ISSER proposed that allocations under SDRs, an international reserve asset created by the IMF to supplement the official reserves of its member countries, be made sensitive to countries’ needs and region-specific shocks, potentially providing significant relief to many countries in the global south, including Ghana.
This was brought to light at the SDRs Financing in Ghana’s Economic Recovery research policy brief presentation forum held at the University of Ghana, Accra.
The proposal is a component of ISSER’s SDR policy reform, aimed at garnering support from the international community, particularly multilateral agencies. It suggests that unused SDRs from developed countries could be redirected in a more favourable manner to support developing countries in need.
Aside the rechannelling of unused SDRs to countries who need them, the research also proposed other key SDR allocations policy reforms including; revisions of how SDR allocations are made and integration of region-specific shocks.
It further highlighted crucial domestic reforms such as intensification of domestic revenue mobilisation, implementation of prudent expenditure measures and the elimination of political pride and propaganda regarding going to the IMF.
Research fellow at ISSER, and speaker at the forum, Dr. Richmond Atta-Ankomah, while calling for a departure from borrowing from the international capital market and multilateral arrangements which have become the main sources for external funds, advocated that a decision by the country to prioritise the SDRs would significantly impact its economic and fiscal position as it is a relatively cheaper alternative source of finance.

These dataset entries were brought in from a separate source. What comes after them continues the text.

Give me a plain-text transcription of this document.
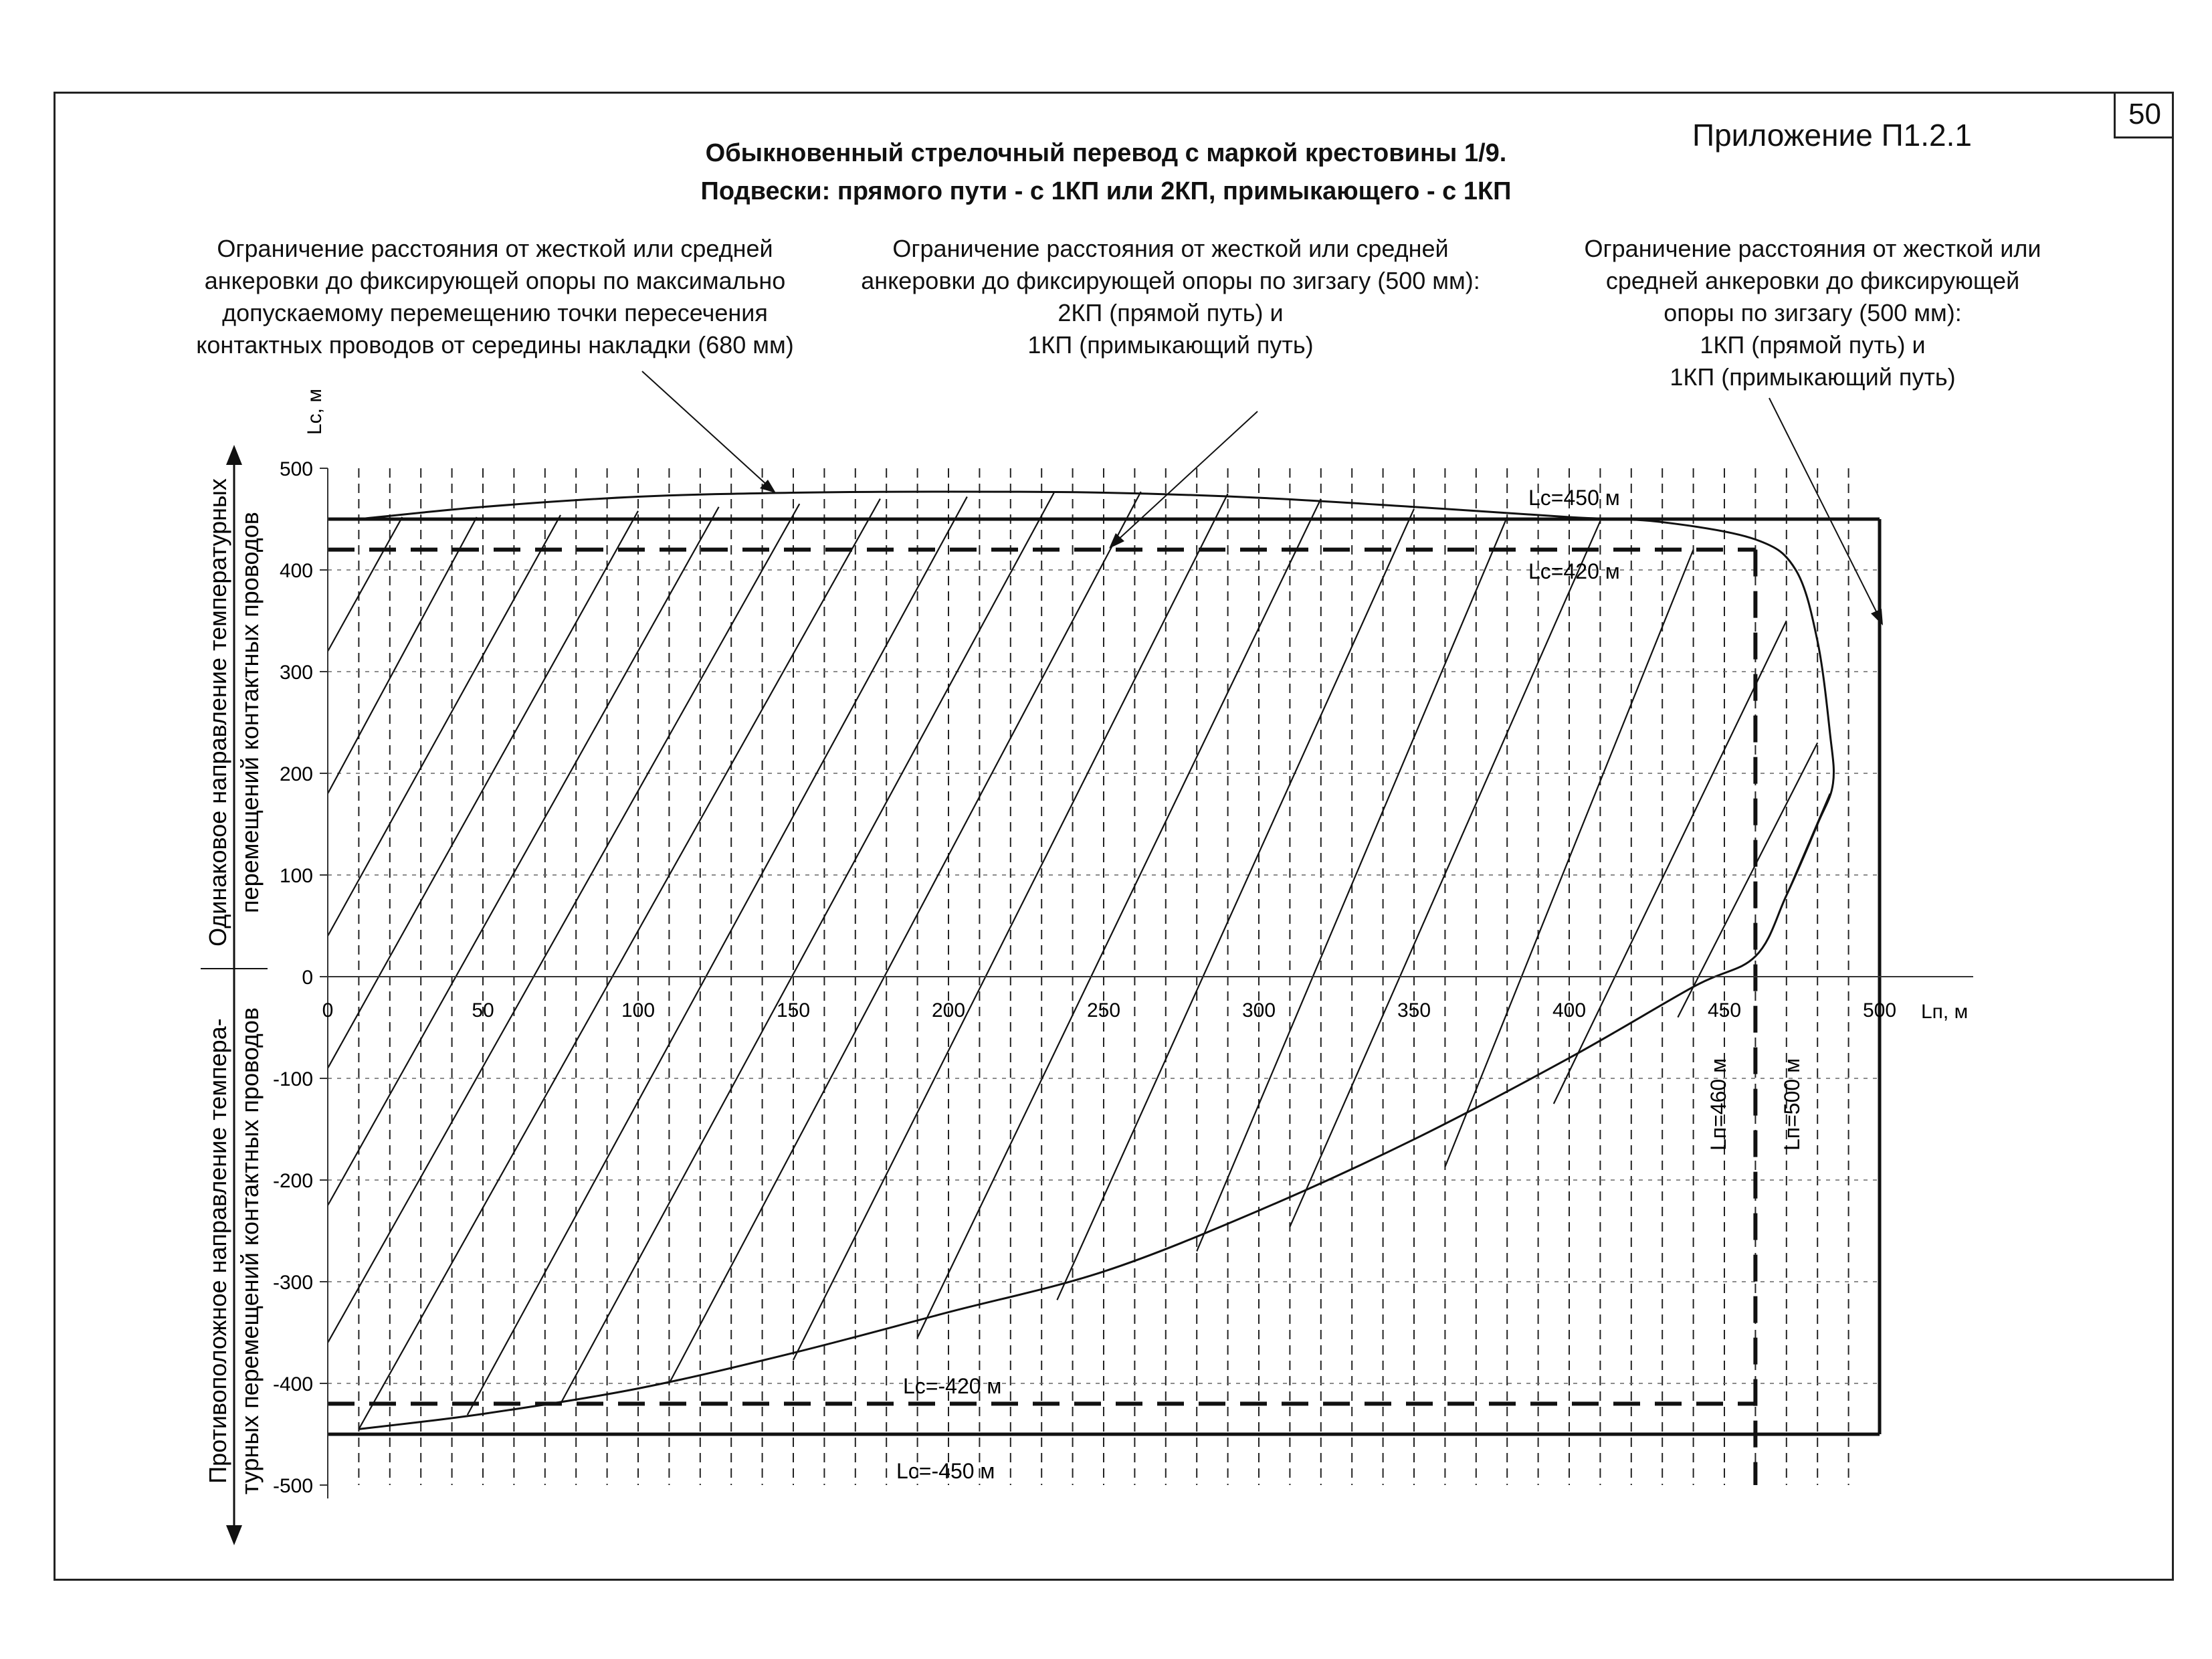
50
Приложение П1.2.1
Обыкновенный стрелочный перевод с маркой крестовины 1/9.
Подвески: прямого пути - с 1КП или 2КП, примыкающего - с 1КП
Ограничение расстояния от жесткой или средней
анкеровки до фиксирующей опоры по максимально
допускаемому перемещению точки пересечения
контактных проводов от середины накладки (680 мм)
Ограничение расстояния от жесткой или средней
анкеровки до фиксирующей опоры по зигзагу (500 мм):
2КП (прямой путь) и
1КП (примыкающий путь)
Ограничение расстояния от жесткой или
средней анкеровки до фиксирующей
опоры по зигзагу (500 мм):
1КП (прямой путь) и
1КП (примыкающий путь)
0	50	100	150	200	250	300	350	400	450	500
500
400
300
200
100
0
-100
-200
-300
-400
-500
Lc, м
Lп, м
Одинаковое направление температурных перемещений контактных проводов
Противоположное направление темпера- турных перемещений контактных проводов
Lc=450 м
Lc=420 м
Lc=-420 м
Lc=-450 м
Lп=460 м Lп=500 м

“The current SDR rate is about 4 percent which is substantially cheaper than the 7 to 11 percent charged on Ghana’s Eurobond. This makes it a valuable option. If we are able to access it then we will be able to get cheap financing for development to do a lot of the projects that we do not have to go to the international credit market where the interest rates are very high compared to what we can get on SDR. Currently the IMF has a framework called the poverty tracks funds that you can even get loan at interest rate as low as zero percent.
“So it is important that we explore these options to help with our development financing rather than fall on very expensive international market loans and credits which we have to service and which can lead to a lot of imbalances in the system,” he added.
He, however, noted that to successfully leverage SDRs financing for sustained growth, is imperative that the country strengthens it internal mechanisms.
“The crucial thing that we need to do is to make sure that our internal mechanisms are right. We should be checking corruption and enhancing efficiency in spending so that SDRs monies received are put to good use and not spent on frivolous things that will bring nothing in return,” he advised.
He additionally emphasized the importance of the country embracing philanthropic financing, particularly through grants, for sustainable development initiatives.
Ghana’s economy experienced its most severe downturn in the past three decades in 2022, marked by unprecedented levels of microeconomic imbalances. While signs of fiscal slippages emerged towards the end of 2019, the structural weaknesses within its fiscal domain were laid bare and further compromised by the triple crises of the COVID-19 pandemic, the Russia-Ukraine war, and escalating climate-related shocks.
The research recommends adopting Special Drawing Rights, a less expensive financing option that provides lower interest rates compared to commercial loans, especially for countries facing higher risks. This approach aims to help the country rebound from its economic challenges and pave the way for sustained growth.